The goal of the two companies is to "produce" a million cloned oxen every year, including dogs and even some endangered species. The Boya Biotech board chairman was quoted as saying that the company is "improving" the primate-cloning technology, but it will not clone humans in deference to public sentiment.
To further enlighten people on the issue, China Daily published the opinions of two science writers on the subject.
Zhang Tiankan is deputy editor-in-chief of Encyclopedic Knowledge and a former research scholar at the Chinese Academy of Medical Sciences, and expressed ethical concerns about cloning animals.
Zhang said that the genes of cloned animals are taken from only one parent animal, which make it vulnerable, unlike natural reproduction, in which the newborn has the genes of both parents and thus can be different from both.
Sixteen years after Dolly the sheep, the first cloned animal, was born in Scotland in 1996, the Nobel Prize for Medicine was awarded to John B. Gurdon and Shinya Yamanaka for proving that it is possible to reprogram specialized cells to become any kind of tissue for the body.
Zhang said cloning can help produce more animal products to meet market demands, but more for food and fur. He added that cloned animals can produce trans-genetic products, such as certain kinds of protein that can be used as medicine. It can also save some endangered species from extinction.
Korea cloned the first pet in 2008, but attempts to commercialize animal cloning in China have failed, Zhang said, because cloned animals tend to die rather young. In addition, the safety of food products made from cloned animals is not verified.
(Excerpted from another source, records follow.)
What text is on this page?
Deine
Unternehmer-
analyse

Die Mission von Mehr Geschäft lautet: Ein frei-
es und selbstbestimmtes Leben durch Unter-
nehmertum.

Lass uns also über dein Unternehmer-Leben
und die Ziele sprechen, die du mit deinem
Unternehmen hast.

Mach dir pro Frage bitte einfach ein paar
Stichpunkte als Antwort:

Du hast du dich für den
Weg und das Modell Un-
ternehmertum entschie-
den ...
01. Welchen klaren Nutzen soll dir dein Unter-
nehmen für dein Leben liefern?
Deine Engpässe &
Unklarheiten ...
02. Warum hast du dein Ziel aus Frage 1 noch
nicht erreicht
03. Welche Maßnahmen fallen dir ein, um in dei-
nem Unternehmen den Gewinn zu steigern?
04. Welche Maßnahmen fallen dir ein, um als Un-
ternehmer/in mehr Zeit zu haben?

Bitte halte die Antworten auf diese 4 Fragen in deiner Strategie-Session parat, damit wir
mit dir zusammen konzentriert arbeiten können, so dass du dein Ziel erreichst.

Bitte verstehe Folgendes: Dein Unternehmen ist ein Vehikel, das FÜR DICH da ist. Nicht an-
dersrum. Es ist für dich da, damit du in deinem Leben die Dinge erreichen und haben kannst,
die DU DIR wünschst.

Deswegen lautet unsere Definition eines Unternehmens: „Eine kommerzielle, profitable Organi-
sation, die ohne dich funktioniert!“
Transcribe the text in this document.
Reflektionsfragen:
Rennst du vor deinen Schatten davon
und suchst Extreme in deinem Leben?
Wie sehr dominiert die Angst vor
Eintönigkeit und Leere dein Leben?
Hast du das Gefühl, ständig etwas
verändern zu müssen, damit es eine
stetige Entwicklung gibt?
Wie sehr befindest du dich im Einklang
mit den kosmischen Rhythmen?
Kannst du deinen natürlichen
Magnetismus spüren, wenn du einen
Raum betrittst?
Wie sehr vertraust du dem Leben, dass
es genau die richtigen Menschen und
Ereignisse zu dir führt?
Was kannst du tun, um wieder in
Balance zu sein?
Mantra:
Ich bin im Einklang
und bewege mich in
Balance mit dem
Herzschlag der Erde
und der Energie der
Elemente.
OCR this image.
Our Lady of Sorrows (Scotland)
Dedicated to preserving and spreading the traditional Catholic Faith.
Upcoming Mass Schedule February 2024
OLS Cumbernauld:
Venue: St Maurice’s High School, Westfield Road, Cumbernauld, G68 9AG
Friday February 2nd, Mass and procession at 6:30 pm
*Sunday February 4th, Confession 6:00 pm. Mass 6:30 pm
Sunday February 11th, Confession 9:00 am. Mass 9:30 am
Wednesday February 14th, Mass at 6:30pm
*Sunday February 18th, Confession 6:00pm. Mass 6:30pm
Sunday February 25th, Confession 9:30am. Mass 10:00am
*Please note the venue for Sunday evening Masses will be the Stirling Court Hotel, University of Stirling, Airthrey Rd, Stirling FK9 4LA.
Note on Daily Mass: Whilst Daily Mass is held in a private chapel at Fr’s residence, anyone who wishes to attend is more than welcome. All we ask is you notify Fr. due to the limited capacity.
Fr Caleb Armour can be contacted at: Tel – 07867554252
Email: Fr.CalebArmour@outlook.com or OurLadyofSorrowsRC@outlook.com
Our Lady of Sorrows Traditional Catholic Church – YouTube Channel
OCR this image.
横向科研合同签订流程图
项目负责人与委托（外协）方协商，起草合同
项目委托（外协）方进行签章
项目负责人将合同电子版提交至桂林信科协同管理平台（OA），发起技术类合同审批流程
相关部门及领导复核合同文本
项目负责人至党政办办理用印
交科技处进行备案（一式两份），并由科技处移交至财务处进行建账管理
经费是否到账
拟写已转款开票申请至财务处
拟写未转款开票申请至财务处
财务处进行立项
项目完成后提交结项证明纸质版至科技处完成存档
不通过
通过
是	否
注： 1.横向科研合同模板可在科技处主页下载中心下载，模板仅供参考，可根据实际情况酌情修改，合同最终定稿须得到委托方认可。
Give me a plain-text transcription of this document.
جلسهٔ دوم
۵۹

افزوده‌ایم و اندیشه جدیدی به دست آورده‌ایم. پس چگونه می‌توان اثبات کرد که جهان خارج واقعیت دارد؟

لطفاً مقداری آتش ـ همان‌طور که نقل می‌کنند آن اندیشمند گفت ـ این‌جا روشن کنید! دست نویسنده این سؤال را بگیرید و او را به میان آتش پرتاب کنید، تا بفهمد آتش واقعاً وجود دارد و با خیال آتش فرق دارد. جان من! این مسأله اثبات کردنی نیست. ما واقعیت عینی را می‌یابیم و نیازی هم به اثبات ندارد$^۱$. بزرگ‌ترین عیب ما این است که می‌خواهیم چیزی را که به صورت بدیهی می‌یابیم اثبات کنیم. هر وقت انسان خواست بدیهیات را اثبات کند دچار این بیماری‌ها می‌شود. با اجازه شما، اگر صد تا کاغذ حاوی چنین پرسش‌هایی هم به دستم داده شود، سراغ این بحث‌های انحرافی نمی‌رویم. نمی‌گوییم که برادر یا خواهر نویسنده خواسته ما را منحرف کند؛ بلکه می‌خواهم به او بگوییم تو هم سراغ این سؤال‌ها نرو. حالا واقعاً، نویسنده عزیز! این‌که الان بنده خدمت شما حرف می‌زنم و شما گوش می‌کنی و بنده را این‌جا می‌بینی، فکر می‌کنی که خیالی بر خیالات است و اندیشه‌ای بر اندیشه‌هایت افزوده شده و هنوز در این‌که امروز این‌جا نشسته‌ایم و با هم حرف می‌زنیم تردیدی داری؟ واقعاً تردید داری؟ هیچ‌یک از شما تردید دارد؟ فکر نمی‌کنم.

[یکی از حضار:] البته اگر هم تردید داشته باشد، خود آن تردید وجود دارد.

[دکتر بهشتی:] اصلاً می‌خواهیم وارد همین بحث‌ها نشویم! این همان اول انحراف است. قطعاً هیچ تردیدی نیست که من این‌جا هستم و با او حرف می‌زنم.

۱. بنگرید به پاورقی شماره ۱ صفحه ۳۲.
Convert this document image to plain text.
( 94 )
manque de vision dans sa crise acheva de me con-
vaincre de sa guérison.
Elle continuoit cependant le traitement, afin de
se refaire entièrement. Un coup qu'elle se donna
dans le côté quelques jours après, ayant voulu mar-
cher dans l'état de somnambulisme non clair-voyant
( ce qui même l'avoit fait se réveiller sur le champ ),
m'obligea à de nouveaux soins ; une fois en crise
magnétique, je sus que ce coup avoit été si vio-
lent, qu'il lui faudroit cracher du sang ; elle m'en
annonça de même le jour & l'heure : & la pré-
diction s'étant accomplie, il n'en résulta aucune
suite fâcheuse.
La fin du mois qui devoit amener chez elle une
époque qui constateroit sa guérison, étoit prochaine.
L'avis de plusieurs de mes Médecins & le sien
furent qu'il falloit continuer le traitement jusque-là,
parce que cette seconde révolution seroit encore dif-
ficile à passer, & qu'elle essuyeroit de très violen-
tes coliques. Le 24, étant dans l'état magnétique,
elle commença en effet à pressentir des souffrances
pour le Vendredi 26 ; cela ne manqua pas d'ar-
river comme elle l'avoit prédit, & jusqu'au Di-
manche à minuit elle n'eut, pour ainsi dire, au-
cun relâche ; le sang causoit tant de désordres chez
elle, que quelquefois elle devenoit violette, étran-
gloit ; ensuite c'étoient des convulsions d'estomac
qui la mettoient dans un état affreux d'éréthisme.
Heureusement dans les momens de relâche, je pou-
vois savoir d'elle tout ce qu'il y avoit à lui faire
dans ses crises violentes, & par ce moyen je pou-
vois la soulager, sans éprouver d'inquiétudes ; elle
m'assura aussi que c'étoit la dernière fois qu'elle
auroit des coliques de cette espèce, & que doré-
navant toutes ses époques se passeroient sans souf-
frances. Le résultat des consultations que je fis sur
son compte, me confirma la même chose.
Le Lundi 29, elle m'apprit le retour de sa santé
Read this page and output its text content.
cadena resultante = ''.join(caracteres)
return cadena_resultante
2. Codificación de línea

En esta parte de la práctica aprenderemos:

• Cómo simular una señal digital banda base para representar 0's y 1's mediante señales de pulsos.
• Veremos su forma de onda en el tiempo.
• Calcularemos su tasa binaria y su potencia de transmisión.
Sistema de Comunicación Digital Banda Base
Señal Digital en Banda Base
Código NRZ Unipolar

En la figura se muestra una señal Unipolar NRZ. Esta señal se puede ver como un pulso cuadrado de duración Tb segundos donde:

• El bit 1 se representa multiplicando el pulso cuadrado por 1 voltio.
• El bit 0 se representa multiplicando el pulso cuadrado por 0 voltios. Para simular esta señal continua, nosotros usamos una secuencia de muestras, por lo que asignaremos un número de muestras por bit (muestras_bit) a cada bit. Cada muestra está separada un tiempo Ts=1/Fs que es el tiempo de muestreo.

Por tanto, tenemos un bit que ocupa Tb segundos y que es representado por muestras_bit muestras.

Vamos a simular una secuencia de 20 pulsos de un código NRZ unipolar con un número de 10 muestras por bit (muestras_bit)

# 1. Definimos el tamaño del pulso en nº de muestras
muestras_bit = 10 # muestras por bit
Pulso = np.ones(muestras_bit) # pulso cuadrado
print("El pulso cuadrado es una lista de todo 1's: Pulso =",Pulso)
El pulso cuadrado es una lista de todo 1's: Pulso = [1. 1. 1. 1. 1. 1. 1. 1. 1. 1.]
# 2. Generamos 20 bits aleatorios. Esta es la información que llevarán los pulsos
Zhang said the cloning of pets drew criticism, especially on animal welfare grounds. He explained that one cloned pet dog will use about 80 other dogs because only one in scores of cloned embryos is likely to survive. The female dogs carrying the "failed" embryos will abort, which could prove fatal for some of them. Hence, cloning is not only expensive but also raises ethical concerns, Zhang said.
The U.K. Royal Society for the Prevention of Cruelty to Animals has long declared that cloning pet animals is cruelty. In September, the European Parliament passed a bill banning the cloning of cattle or selling of cloned cattle meat, because cloned animals are more vulnerable to health problems.
Zhang wondered if the cloning facility in Tianjin will face the same problem.
On the other hand, Tang Cheng, a Ph.D. candidate at Shanghai Institutes for Biological Sciences, said that the key to the commercial success of cloning animals lies in the safety of cloned animal products.
Tang said that the establishment of a cloning facility may be good news for cattle husbandry. He said cloning would help China raise good foreign cattle breed. He added that it can also benefit the food industry, saying that if trans-genetic food would play a major role in the development of the food industry, cloning will be its core technology.
Tang cited that the U.S. Food and Drug Administration recently allowed the entry of trans-genetic salmon into the market.
Biomedicine can also benefit from cloning, Tang stressed, as cloning can help supply the need for organs of patients who die while awaiting transplants. He said cloning can help solve the problem by cloning human organs.
Tang said it will still take years to master the technology of cloning primates. He added that trans-genetic food will also have a hard time to attain commercial success unless its safety is guaranteed by the government.